France in particular voiced concerns about a proposed deal, questioning whether it would go far enough to limit Tehran’s nuclear ambitions.
As intensive negotiations continued in Geneva, Iranian President Hassan Rouhani urged world powers not to miss the chance for a deal.
“I hope that the P5+1 group make the most out of this exceptional opportunity that the Iranian nation has offered to the international community, so that we can reach a positive result within a reasonable timeframe,” he was quoted as saying by the official IRNA news agency.
The US, British, French, German and Russian foreign ministers had rushed to Geneva to join the talks amid hopes of a breakthrough toward ending the decade-old standoff on Iran’s nuclear efforts.
US Secretary of State John Kerry cut off a Middle East tour to fly to Geneva and, despite reports the talks had broken down, joined Iran’s foreign minister and the chief EU diplomat, Catherine Ashton, for fresh negotiations on Saturday evening.
The proposed agreement — seen as a first step ahead of further talks on a final deal — would see Iran freeze parts of its nuclear programme for as long as six months in exchange for some relief from the sanctions battering its economy.
Officials have repeatedly said progress is being made but cautioned that serious obstacles remain.
After several meetings with fellow diplomats, Iranian Foreign Minister Mohammad Javad Zarif said there were still “disagreements” on some questions and pointed to divisions among world powers.
“There are differences of opinion within the P5+1 group,” he was quoted as saying by Iranian news agency ISNA, adding that negotiations would not continue into Sunday if a deal was not reached.
“If we do not reach an agreement tonight, the talks will be resumed in the next seven or 10 days,” he said.

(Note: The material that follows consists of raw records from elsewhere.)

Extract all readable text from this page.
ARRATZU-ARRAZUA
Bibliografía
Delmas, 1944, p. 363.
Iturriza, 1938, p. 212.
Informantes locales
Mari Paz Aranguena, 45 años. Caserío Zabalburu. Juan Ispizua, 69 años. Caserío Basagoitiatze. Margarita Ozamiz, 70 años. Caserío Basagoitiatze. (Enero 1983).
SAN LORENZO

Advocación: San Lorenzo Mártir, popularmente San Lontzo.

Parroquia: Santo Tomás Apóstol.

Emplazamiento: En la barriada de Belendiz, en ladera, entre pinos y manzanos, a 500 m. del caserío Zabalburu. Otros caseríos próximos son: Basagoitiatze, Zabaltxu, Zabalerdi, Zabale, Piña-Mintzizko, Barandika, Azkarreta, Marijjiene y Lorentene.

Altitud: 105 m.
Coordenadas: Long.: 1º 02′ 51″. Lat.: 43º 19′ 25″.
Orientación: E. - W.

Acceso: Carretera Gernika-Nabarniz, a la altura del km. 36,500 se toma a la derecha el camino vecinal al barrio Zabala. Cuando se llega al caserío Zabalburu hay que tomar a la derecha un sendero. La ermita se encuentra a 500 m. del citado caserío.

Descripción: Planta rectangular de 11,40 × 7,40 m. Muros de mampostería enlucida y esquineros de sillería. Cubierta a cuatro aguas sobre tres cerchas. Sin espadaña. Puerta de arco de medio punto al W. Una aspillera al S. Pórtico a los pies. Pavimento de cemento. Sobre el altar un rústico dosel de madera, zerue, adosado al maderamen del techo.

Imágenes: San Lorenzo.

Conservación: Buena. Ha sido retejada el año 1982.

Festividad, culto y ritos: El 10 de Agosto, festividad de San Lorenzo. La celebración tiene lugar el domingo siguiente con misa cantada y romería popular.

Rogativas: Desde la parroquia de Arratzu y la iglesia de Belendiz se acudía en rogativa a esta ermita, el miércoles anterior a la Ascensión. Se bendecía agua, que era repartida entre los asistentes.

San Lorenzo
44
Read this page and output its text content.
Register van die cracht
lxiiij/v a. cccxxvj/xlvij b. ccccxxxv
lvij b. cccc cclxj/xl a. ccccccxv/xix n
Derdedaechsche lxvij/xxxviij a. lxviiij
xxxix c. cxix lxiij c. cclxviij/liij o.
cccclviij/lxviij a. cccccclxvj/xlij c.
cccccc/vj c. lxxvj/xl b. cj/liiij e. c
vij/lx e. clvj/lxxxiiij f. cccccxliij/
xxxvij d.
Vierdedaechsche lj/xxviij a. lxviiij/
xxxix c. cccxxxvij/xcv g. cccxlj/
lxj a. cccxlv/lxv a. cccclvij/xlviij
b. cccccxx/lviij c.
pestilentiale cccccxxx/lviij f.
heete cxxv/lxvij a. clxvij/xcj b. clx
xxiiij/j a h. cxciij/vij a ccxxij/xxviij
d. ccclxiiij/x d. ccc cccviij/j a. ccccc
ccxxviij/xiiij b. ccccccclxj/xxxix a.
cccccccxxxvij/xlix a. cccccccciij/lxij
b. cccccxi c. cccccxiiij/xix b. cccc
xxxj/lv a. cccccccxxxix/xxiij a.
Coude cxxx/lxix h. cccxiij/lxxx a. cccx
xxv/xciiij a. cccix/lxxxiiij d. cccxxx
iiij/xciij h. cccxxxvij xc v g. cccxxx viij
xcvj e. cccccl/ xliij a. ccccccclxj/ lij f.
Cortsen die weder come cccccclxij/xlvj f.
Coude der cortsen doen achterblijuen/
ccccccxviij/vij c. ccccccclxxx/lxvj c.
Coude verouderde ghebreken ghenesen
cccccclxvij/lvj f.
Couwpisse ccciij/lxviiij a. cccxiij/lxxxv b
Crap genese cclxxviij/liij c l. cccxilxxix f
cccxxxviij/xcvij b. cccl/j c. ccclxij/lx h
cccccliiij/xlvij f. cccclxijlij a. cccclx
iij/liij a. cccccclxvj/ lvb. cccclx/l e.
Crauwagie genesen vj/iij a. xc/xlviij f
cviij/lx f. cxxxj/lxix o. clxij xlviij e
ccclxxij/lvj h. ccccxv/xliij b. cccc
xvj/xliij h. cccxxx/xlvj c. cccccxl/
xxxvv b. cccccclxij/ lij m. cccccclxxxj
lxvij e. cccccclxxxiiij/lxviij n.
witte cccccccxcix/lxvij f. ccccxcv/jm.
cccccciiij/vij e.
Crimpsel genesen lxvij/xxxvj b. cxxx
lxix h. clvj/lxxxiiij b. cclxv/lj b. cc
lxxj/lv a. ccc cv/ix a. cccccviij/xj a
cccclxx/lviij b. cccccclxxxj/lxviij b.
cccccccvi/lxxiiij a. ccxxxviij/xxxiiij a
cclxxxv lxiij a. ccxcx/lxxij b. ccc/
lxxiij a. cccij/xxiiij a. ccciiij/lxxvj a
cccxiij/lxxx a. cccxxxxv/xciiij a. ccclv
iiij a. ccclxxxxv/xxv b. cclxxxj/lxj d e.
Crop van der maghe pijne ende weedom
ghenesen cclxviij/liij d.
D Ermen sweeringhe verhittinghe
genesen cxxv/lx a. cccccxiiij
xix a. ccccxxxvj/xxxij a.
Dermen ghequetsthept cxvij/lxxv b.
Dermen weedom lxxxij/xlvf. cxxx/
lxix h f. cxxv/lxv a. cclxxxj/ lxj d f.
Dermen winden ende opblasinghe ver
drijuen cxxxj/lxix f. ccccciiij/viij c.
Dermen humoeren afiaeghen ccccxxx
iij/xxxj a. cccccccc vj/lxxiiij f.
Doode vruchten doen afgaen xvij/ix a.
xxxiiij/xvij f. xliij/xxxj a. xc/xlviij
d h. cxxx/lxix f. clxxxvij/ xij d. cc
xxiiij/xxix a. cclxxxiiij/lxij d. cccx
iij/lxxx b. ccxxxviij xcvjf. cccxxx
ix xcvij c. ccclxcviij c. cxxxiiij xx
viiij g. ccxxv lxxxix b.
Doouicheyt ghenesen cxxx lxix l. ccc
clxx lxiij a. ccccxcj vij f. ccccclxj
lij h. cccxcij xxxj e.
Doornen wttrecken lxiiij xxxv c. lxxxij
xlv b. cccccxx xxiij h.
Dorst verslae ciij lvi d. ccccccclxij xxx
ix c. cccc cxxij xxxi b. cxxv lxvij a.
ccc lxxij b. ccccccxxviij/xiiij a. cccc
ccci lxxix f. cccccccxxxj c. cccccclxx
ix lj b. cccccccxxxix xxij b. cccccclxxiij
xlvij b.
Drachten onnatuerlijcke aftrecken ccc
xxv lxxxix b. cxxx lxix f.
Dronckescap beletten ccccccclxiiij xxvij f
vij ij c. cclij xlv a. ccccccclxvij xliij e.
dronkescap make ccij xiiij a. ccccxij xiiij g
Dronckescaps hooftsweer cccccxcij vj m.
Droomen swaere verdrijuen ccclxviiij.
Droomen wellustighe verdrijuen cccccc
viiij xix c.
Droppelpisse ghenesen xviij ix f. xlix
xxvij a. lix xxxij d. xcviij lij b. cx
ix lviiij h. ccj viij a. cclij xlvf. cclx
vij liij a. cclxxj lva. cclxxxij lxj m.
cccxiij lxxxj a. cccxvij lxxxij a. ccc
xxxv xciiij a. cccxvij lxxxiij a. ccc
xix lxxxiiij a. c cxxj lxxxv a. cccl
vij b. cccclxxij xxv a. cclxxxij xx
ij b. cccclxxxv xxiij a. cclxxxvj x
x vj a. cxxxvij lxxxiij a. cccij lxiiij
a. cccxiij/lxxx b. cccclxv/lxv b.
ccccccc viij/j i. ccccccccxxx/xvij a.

Saying there was “no certainty” of a deal, French Foreign Minister Laurent Fabius said Paris did not accept an initial draft of the deal as presented.
The French foreign minister cited calls for Iran to halt operations at its Arak nuclear reactor and questions about enriched uranium stockpiles as particular points of contention.
“If these questions are not settled, it will not be possible” to reach a deal, Fabius told France Inter radio, saying an agreement also needed “to take fully into account Israel’s security concerns”.
Using unusually harsh language, a Western diplomat said France was complicating the talks.
“The Americans, the EU and the Iranians have been working intensively together for months on this proposal, and this is nothing more than an attempt by Fabius to insert himself into relevance late in the negotiations,” the diplomat told AFP.
Senior Iranian lawmakers also lashed out at Fabius, with Hossein Naqavi Hosseini, the spokesman of the parliamentary foreign affairs committee, saying “the behaviour of the French representative in the nuclear talks shows that France is trying to blackmail” Iran.
Pressure was high for the diplomats to finally reach a deal after a decade of negotiations between Iran and the P5+1 group — the United States, Britain, France, Germany, Russia and China.
Officials had a series of meetings on Saturday, with Russian Foreign Minister Sergei Lavrov and Chinese Vice Foreign Minister Li Baodong also arriving to join the talks. The talks began on Thursday and on Friday went on until almost midnight.
Reports say the proposed deal could see Iran stop enriching uranium to 20 percent, which is just a few technical steps from weapons-grade, reduce existing stockpiles and agree not to activate its plutonium reactor at Arak.
Global powers would in exchange take limited and “reversible” measures to ease sanctions, such as unfreezing some Iranian funds in foreign accounts.
Negotiators would then have time to work out a more comprehensive deal that Iran has said it hopes could be in place within a year.
The possible agreement already came under fire from Tehran’s arch-foe Israel, widely thought to be the Middle East’s sole if undeclared nuclear armed power which has opposed any move to ease sanctions.
“This is a very bad deal. Israel utterly rejects it,” said Israeli Prime Minister Benjamin Netanyahu.
The world powers in the talks suspect Iran’s programme is aimed at developing nuclear weapons, despite Tehran’s repeated denials.
Iran also expects to sign an accord with the chief of the UN nuclear watchdog on Monday that will include “concrete actions”, Tehran’s ambassador to the agency, Reza Najafi, told state television.
The two tracks of talks — with the IAEA and P5+1 — over Iran’s atomic activities were given new momentum by the June election of Rouhani, seen as a relative moderate.
Iran is anxious for relief from crippling US and European Union economic sanctions that have cut oil revenues by more than half, caused the value of its currency to plunge and pushed inflation above 40 percent.